The Noether property and the index of multidimensional convolutions with coefficients of fast oscillating type (Q756669)

Let End \(L_ 2({\mathbb{R}}^ m)\) denote the algebra of all linear bounded operators on \(L_ 2({\mathbb{R}}^ m)\). Let V be a closed subalgebra of End \(L_ 2({\mathbb{R}}^ m)\) generated by all convolution operators: \((Af)(t)=\int_{{\mathbb{R}}^ m}a(t-s)f(s)ds,\) where \(f\in L_ 2({\mathbb{R}}^ m)\), \(a\in L_ 1({\mathbb{R}}^ m)\). Let \(A_ f\) denote the multiplication operator by function \(f\in L_{\infty}({\mathbb{R}}^ m)\). By \(C_ pV\) we shall denote the closed subalgebra of End \(L_ 2({\mathbb{R}}^ m)\) generated by all operators of the type \(A_ fA\), where \(A\in V\) and f is a uniformly continuous function on \({\mathbb{R}}^ m\).
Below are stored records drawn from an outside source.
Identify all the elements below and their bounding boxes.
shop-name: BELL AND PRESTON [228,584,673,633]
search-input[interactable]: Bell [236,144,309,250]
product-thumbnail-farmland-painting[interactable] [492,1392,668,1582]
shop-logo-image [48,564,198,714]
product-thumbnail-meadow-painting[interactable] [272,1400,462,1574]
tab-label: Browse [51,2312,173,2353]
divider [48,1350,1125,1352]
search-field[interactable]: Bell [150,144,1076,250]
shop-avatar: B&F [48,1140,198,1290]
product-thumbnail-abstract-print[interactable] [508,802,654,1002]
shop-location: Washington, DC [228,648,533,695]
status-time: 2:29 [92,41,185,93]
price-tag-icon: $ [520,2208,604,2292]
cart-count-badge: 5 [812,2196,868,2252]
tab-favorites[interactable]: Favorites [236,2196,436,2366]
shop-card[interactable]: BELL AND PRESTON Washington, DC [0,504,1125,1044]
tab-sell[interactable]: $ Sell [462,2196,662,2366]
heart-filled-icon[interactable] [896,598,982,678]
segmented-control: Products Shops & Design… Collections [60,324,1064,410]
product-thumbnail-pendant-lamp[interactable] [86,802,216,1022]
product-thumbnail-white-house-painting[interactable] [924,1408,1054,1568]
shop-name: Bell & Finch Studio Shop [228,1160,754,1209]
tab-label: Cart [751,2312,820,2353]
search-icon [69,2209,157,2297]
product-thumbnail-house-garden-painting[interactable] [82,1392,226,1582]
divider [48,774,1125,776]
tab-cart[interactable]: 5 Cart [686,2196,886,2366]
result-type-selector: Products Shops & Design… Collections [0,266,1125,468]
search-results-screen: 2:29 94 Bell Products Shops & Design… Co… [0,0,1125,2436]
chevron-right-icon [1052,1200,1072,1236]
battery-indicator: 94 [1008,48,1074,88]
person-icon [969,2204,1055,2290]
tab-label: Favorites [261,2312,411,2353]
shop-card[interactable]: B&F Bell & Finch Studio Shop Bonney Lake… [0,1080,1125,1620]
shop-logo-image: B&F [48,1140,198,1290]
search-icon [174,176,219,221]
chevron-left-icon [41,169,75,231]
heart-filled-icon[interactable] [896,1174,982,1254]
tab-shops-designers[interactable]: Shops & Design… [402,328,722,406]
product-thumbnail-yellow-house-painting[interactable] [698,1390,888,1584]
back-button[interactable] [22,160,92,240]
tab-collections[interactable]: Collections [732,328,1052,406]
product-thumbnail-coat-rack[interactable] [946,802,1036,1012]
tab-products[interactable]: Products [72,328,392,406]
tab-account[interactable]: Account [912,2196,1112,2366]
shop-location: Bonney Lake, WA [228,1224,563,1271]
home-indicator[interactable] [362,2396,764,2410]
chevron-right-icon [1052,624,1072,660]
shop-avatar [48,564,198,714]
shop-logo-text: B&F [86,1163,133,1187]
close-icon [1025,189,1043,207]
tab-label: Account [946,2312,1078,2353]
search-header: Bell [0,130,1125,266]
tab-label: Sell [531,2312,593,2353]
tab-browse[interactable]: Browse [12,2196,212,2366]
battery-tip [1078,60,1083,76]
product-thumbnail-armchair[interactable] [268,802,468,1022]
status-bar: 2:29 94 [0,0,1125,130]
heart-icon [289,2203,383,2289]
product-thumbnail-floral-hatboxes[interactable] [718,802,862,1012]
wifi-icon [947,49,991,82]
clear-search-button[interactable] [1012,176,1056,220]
Let us introduce the set \(\psi\) of all functions \(f\in L_{\infty}({\mathbb{R}}^ m)\) satisfying for any compact \(D\subset {\mathbb{R}}^ m\) the following condition: \(\lim_{t\to \infty}\int_{D}f(t+s)ds=0.\) Let the functions \(g_ j\), \(j=0,1,...,n\) be such that 1) \(g_ 0=1\); \(2)g_ j\bar g_ j=1\) \((j=1,...,n)\); 3) \(g_ j\bar g_ k\in \psi\) for all \(j\neq k\), \(0\leq j,k\leq n.\) The main result of the present paper is that for any \(\lambda\in {\mathbb{C}}\) and \(A_{jk}\in C_ pV\) \((j,k=0,1,...,n)\) the operator \(\lambda I+\sum^{n}_{j=0}\sum^{n}_{k=0}A_{g_ j}A_{jk}A_{\bar g_ k}\) is Noetherian if and only if the same is true for the matrix operator \(I^{(n+1)}+\{A_{jk}\}^ n_{j,k=0}\) and the indexes of these operators (in the case when they are Noetherian) coincide. (Here \(I^{(n+1)}\) is the identity operator in the \((n+1)\)-fold direct sum of \(L_ 2({\mathbb{R}}^ m))\).